2013-02-25 03:24:21 PM  
1 vote:

itstehpope: torusXL: EvilEgg: There is no such thing as an "innocent" hacker.  Hacking is illegal, unless you are doing it for the government.  This is true about many aspects of warfare.

Can't tell if trolling or pathetic dolt.

I'd go with dolt myself.  Too many people claim to know all about hackers and whatnot but have no idea why I giggle when someone has a voice vlan of 2600...


I know a ton about hackers, man; I even watched that one documentary that had a young Angelina Jolie.
2013-02-25 03:10:36 PM  
1 vote:

torusXL: EvilEgg: There is no such thing as an "innocent" hacker.  Hacking is illegal, unless you are doing it for the government.  This is true about many aspects of warfare.

Can't tell if trolling or pathetic dolt.


I'd go with dolt myself.  Too many people claim to know all about hackers and whatnot but have no idea why I giggle when someone has a voice vlan of 2600...
2013-02-25 03:09:54 PM  
1 vote:
The only real difference between a good sys admin and a hacker is who signs their paycheck.
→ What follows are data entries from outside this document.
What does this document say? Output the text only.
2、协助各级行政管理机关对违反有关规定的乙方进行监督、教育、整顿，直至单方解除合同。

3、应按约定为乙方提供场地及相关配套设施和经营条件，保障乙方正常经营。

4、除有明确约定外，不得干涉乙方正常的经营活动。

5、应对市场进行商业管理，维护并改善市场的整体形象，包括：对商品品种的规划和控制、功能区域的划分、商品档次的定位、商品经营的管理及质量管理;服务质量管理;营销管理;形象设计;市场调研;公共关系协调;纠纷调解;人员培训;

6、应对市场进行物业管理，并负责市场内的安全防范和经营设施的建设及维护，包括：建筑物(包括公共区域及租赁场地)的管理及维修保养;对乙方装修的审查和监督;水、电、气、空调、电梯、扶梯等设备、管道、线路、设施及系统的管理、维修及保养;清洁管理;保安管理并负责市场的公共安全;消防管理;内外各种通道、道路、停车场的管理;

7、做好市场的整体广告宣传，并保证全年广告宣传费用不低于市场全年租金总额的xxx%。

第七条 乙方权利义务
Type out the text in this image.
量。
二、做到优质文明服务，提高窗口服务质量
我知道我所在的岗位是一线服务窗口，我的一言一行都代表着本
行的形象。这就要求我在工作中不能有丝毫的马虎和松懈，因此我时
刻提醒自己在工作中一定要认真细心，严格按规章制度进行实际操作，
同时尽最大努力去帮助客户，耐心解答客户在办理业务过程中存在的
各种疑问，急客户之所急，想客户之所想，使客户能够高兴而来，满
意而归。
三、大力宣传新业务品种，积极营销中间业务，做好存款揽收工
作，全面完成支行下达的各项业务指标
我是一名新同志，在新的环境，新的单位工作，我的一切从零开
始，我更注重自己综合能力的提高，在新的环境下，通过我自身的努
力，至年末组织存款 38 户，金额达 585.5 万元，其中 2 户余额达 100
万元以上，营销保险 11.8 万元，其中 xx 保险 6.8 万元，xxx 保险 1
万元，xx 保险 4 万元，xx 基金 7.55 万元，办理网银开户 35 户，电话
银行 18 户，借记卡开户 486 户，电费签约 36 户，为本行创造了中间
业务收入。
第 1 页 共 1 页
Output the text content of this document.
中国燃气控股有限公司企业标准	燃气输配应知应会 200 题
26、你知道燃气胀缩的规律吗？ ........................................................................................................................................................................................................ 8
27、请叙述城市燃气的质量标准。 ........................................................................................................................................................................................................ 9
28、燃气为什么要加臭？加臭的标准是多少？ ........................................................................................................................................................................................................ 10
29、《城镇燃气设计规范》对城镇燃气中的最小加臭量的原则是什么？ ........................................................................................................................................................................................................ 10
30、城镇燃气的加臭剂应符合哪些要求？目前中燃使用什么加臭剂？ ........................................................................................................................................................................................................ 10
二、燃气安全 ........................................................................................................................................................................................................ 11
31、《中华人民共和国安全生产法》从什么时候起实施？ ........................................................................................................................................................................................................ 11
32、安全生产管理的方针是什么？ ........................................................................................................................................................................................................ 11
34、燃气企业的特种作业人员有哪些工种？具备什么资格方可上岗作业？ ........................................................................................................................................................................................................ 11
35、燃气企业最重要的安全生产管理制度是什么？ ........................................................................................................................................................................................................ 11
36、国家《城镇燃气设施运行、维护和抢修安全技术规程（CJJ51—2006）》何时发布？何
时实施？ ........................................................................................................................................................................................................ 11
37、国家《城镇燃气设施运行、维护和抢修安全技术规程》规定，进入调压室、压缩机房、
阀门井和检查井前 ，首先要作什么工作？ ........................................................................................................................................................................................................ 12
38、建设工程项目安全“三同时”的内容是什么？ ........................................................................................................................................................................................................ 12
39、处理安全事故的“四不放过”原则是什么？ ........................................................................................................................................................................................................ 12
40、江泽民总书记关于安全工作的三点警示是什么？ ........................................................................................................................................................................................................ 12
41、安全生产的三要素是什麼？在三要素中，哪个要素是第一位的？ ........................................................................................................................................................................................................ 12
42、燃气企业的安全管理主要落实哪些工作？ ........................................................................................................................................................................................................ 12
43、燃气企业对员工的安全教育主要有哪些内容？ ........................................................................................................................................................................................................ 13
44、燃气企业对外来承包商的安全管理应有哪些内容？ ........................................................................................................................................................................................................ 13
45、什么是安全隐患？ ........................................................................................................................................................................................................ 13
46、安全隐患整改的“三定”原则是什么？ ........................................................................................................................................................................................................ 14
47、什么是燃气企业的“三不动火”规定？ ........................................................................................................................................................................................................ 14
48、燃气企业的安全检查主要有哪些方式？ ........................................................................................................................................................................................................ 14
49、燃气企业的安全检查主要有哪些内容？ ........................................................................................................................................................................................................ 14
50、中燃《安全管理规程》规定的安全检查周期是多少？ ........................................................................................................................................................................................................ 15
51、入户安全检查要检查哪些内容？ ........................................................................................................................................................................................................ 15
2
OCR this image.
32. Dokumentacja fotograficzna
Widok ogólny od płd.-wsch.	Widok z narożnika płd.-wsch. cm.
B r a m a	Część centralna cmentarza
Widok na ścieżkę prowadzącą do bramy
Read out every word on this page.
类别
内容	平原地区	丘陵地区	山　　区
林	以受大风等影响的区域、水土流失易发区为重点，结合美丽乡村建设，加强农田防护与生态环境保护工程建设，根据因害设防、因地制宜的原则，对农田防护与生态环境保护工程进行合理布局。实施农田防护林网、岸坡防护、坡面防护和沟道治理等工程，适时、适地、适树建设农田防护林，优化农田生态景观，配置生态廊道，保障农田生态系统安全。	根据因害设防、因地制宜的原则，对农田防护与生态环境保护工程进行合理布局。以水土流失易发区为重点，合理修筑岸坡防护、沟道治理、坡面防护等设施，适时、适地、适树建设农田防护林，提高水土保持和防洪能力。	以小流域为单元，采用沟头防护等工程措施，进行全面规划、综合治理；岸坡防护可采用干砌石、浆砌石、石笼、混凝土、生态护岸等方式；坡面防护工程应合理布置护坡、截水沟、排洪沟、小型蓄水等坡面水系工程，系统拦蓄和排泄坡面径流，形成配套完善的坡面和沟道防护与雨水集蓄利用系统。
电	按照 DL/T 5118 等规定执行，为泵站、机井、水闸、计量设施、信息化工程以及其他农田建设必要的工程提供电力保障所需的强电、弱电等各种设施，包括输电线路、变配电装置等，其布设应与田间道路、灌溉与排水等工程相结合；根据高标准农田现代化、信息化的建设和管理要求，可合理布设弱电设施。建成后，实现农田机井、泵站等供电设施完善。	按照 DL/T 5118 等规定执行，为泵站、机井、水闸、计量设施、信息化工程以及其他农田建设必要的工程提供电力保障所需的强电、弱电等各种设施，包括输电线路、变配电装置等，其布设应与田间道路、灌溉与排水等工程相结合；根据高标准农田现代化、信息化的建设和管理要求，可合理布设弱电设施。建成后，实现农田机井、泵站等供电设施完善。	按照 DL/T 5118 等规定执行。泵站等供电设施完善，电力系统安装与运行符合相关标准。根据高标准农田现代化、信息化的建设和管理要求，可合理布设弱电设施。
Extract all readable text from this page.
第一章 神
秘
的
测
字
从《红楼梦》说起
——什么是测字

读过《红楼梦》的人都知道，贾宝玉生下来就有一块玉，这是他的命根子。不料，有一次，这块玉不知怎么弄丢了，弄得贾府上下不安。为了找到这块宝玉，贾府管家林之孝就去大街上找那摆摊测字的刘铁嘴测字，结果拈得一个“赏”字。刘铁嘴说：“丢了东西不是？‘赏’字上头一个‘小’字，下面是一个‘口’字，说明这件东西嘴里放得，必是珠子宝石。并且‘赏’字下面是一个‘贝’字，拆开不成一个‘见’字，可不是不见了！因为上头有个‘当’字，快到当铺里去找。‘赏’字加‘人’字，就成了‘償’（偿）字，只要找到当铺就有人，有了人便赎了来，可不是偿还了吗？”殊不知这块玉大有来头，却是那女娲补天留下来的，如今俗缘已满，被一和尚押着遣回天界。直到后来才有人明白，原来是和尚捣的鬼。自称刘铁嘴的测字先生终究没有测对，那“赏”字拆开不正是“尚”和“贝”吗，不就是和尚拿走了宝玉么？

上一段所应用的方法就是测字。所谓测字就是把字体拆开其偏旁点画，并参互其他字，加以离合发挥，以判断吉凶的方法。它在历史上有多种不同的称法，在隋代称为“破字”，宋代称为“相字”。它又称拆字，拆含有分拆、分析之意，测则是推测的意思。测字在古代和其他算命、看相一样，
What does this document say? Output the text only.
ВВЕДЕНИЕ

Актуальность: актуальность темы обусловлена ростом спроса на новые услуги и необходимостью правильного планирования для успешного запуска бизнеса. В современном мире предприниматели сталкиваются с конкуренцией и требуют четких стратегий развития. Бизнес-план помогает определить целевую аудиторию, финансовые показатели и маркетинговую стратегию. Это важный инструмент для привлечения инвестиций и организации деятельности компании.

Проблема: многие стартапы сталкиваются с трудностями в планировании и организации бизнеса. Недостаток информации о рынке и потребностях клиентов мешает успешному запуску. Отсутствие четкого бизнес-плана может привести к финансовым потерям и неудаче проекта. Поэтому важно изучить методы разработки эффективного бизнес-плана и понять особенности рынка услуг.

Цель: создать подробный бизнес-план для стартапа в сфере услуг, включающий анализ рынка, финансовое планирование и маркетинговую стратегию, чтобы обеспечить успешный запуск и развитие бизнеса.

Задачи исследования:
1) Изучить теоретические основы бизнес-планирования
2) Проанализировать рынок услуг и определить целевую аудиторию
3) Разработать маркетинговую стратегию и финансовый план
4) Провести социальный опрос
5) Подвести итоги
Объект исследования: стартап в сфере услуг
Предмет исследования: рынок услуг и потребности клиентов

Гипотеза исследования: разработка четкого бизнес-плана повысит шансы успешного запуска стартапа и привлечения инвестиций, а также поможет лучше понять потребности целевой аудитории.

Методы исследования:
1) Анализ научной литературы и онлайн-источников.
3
They both use the same linux boot disk to recover passwords, they use the same network port scanning tools, etc.
2013-02-25 03:09:15 PM  
1 vote:

torusXL: EvilEgg: There is no such thing as an "innocent" hacker.  Hacking is illegal, unless you are doing it for the government.  This is true about many aspects of warfare.

Can't tell if trolling or pathetic dolt.


"There is no such thing as an "innocent" shooter. Shooting is illegal, unless you are doing it for the government. This is true about many aspects of warfare.
2013-02-25 02:46:37 PM  
1 vote:
There is no such thing as an "innocent" hacker.  Hacking is illegal, unless you are doing it for the government.  This is true about many aspects of warfare.